Your method of pouring the chambers and runners sounds correct and your computations for the cylinder volume looks good, but your results for the head gasket volume are flawed and I don't see where you've included the deck height (top of piston to top of block deck) unless that's what the 761 represents, which would mean you've added 23,1 cc's for deck.

Assuming the head gasket is a composition example, the compressed thickness would be somewhere around 0.040". Assuming the bore of the gasket is around 4.100", the computation would be as follows: .7854 x 4.1 x 4.1 x .04 x 16.387 = 8,65 cc's. Even if you were using a shim gasket of ....say....around 0.015" thickness, the volume would be 3,24 cc's.

As far as deck height, unless you specifically specified to your machine shop to zero deck the block the last time you had the block bored, I can assure you that the piston is down in the bore by at least 0.030" at top dead center. So, here we go: .7854 x 4.06 x 4.06 x .03 x 16.387 = 6,36 cc's.

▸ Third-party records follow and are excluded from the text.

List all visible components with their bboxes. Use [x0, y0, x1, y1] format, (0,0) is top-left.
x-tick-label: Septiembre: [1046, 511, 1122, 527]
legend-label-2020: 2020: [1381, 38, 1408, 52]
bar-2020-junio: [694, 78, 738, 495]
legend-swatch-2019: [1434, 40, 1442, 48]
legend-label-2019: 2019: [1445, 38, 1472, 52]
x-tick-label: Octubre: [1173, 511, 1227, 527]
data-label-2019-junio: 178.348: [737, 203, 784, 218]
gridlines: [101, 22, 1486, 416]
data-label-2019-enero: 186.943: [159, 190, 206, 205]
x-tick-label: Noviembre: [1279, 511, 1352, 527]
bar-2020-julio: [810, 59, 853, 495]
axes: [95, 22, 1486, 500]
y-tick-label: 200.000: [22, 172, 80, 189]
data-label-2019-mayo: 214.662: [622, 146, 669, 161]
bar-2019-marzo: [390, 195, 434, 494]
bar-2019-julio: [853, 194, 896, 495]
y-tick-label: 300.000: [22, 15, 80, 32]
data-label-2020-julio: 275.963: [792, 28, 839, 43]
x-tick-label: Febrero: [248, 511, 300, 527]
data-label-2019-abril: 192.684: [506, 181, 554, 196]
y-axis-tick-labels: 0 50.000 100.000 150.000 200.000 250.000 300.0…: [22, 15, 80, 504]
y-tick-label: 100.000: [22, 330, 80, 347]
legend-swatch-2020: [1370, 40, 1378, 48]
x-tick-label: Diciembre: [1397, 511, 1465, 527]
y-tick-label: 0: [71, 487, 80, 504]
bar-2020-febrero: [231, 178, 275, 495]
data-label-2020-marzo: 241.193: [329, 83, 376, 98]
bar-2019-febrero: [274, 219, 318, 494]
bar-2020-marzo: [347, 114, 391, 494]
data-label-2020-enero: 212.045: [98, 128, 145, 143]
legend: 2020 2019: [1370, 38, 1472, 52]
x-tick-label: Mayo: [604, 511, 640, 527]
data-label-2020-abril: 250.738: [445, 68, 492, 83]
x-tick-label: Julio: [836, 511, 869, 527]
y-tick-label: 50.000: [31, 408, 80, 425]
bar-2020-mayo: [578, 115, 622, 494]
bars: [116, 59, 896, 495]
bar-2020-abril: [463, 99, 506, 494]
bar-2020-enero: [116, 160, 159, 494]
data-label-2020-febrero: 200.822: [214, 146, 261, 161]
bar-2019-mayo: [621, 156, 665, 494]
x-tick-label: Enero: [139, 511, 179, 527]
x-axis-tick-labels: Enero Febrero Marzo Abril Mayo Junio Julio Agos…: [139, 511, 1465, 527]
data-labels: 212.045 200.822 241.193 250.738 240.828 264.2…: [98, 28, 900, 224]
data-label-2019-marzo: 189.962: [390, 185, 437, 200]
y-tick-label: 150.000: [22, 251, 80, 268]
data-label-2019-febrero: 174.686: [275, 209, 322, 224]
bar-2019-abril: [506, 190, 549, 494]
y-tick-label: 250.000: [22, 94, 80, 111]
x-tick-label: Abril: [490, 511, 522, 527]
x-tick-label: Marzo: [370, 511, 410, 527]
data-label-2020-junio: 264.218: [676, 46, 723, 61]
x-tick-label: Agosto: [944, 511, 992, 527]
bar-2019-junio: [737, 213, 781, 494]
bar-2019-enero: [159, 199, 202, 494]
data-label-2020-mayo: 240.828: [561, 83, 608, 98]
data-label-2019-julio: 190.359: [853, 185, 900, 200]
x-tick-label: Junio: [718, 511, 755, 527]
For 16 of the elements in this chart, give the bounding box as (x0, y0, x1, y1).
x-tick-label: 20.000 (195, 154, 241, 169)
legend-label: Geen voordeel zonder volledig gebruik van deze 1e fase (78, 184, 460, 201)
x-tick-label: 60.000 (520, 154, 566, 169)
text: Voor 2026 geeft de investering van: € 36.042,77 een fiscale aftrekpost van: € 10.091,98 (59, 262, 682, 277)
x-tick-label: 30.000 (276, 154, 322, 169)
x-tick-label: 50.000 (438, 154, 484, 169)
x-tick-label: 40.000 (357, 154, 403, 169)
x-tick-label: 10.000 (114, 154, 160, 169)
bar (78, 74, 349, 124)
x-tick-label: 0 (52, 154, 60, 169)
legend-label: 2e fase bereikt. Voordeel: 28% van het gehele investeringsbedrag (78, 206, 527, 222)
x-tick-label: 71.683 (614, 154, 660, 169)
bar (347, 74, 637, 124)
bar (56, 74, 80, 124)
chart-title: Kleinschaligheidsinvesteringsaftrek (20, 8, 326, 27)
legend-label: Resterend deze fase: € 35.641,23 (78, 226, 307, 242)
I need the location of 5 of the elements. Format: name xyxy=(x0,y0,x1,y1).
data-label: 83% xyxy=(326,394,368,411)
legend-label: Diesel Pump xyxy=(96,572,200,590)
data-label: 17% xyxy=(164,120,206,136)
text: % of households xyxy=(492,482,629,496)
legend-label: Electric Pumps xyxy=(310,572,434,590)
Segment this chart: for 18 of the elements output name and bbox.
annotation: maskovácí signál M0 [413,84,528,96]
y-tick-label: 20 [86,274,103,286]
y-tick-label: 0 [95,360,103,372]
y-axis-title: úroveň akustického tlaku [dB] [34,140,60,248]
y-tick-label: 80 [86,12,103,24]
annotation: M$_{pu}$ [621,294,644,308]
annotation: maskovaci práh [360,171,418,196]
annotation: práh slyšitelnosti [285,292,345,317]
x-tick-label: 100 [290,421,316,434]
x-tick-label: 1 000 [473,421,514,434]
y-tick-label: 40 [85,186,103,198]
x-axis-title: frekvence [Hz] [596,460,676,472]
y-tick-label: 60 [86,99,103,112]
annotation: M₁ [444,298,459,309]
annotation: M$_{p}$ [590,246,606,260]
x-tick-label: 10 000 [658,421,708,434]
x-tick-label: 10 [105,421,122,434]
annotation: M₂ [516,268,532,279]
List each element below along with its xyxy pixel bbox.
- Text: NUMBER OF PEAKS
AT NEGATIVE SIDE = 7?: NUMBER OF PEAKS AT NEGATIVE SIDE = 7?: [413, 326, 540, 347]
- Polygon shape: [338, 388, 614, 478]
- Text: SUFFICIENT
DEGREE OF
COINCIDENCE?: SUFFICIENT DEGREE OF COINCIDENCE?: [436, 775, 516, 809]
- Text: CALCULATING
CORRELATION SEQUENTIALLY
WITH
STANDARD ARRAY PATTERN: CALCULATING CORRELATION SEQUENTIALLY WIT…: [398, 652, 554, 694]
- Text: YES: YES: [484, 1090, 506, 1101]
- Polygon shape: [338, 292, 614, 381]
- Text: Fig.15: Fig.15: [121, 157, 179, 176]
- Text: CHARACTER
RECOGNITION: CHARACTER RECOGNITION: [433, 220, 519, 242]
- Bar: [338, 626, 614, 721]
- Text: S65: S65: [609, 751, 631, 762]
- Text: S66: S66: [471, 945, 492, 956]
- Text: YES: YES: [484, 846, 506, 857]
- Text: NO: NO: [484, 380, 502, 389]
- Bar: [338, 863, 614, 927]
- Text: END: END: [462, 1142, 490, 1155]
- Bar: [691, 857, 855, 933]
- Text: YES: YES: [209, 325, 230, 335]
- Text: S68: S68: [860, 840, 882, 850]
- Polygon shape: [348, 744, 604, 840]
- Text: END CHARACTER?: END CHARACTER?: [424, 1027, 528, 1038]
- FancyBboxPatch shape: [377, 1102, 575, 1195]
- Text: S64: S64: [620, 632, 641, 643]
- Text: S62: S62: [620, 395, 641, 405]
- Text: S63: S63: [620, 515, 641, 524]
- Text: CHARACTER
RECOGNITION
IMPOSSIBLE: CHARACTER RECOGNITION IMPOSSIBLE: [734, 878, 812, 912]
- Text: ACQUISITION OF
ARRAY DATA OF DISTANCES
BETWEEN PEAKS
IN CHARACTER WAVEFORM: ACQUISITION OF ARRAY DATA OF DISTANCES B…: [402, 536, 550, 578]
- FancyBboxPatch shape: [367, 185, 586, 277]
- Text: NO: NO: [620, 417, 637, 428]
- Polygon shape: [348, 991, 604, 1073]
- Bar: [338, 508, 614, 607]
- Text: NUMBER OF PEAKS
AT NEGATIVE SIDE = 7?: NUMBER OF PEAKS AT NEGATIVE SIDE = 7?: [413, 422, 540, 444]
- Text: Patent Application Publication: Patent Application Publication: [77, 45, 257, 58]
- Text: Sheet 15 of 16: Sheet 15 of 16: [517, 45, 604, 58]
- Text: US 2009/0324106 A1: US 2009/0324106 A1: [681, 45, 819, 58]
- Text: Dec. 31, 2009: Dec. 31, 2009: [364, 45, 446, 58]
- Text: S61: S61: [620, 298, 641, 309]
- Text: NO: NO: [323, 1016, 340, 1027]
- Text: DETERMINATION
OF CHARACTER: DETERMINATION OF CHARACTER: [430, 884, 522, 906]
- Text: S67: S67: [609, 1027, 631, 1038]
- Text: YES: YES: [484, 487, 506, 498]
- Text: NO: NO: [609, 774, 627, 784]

I'm assuming flat-top pistons which would have about 7 cc's of valve relief volume.

cylinder 738,28
chamber 68
gasket 8,65
deck height 6,36
pistons 7
total 828,29

compressed (chamber, gasket, deck height, reliefs) 90,01

828,29 / 90,01 = 9.202:1

Anyway, back to your needs.
More cubic inches and/or longer stroke will give you more torque. You're limited on changing the compression ratio to make the motor more efficient by the quality of available pump gas, so you will have to do it with displacement/stroke/camshaft.